Deblur makes it simplier because it, in general, produces fewer ASVs and they’re all the same length. So, with DADA2 you sometimes get multiple ASVs with slightly different lengths which differ by a single nucleotide and are mapped to the same genus.

I would recommend using a tool designed specifically for multiple sequence alignment to compare your ASVs. Ive used one through ENA, but there are several options.

Best,
Justine

I ran MSA on 20 out of the 55 ASVs classified as Akkermansia. Below are the results. Please let me know if anything stands out!

IDs are named as follows:
For example 1-Akk-HIGH-COVERAGE_0.9167077
1: Index number
Akk-HIGH-COVERAGE: Akk stands for Akkermasia. I labeled this ASV as “HIGH-COVERAGE” because it is by far the most prevalent ASV classified as Akkermansia.
0.9167077: qiime2 taxa classification confidence score. If there was 100% confidence score, it will be labeled as 1-<#>, 1 meaning 100% confidence and <#> will be an index number to differentiate the others with 100% confidence score.

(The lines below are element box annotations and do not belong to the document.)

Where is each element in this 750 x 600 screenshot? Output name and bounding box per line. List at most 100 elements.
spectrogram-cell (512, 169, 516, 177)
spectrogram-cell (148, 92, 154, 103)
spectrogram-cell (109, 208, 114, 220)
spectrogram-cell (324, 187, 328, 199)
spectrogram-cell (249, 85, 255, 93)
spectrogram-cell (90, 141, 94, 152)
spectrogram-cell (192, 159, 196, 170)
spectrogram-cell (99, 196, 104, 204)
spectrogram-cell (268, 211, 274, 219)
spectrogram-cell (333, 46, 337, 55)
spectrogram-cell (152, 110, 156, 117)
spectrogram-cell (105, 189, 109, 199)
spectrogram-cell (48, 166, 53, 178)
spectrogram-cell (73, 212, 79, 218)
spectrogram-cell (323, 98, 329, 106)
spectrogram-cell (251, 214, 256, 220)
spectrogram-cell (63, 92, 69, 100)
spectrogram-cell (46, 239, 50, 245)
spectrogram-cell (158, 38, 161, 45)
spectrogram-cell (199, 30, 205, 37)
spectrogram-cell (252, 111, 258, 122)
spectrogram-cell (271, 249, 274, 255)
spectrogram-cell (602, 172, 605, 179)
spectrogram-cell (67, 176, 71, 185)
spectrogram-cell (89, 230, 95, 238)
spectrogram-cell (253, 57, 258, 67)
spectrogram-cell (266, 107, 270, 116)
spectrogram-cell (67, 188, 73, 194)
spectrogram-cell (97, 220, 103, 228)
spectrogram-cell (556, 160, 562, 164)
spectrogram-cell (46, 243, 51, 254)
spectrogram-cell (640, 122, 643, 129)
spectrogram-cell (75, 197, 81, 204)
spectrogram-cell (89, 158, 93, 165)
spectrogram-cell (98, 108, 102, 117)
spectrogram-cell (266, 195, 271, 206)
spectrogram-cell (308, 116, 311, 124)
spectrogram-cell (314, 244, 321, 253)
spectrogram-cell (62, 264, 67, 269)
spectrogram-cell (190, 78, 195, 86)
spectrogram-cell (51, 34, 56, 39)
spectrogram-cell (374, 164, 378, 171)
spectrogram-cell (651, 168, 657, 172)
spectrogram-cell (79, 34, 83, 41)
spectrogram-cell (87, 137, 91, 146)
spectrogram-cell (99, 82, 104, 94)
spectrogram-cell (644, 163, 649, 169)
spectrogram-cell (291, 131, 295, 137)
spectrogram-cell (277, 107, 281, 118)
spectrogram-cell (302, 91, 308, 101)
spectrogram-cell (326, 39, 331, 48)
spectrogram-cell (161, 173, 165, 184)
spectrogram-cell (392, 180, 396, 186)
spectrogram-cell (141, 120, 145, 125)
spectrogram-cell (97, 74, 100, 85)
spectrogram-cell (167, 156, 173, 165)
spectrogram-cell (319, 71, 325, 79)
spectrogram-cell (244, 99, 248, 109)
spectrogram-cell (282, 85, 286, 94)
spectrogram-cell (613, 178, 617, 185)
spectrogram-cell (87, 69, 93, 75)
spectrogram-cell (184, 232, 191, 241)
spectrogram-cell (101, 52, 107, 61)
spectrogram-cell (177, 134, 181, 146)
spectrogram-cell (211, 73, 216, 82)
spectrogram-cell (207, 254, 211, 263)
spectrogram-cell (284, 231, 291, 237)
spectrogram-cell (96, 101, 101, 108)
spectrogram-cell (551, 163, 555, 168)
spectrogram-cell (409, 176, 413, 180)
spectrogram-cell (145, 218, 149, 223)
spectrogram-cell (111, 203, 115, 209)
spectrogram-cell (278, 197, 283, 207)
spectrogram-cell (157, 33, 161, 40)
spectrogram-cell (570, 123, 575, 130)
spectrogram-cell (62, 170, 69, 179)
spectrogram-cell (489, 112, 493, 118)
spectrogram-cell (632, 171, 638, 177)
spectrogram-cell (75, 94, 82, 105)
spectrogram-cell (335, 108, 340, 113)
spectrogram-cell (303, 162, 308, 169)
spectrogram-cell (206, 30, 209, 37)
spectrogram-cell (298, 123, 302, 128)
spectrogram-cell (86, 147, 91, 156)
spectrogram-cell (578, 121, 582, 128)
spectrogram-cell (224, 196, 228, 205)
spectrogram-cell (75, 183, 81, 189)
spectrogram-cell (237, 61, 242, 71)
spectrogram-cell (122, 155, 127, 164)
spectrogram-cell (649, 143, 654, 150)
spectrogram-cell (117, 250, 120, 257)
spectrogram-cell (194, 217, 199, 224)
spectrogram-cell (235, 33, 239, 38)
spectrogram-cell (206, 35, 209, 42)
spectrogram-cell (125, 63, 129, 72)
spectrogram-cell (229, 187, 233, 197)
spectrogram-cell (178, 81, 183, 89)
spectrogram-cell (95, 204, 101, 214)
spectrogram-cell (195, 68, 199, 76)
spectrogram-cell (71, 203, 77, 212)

The biggest differences compared to the HIGH-COVERAGE ASV are between bp 200-240. These have low confidence scores. I don’t see any problems with these sequences. I would like to mention that I ran the alternative methods of read-joining in which the forward and reverse reads were merged before running deblur. I like this alternative method because it can increase the read quality when there is a large overlap between the forward and reverse reads (we sequenced the V4 16S rRNA region). Looking forward to your comments!


Hi @amirza,

This is a point at which you need to address your issue and determine what’s happening with your data. I can’t give you answers without seeing all the data and having for more details than are in the scope of the forum.

I would first worry about the fact that you have such high akkermansia over all, and then consider the distribution.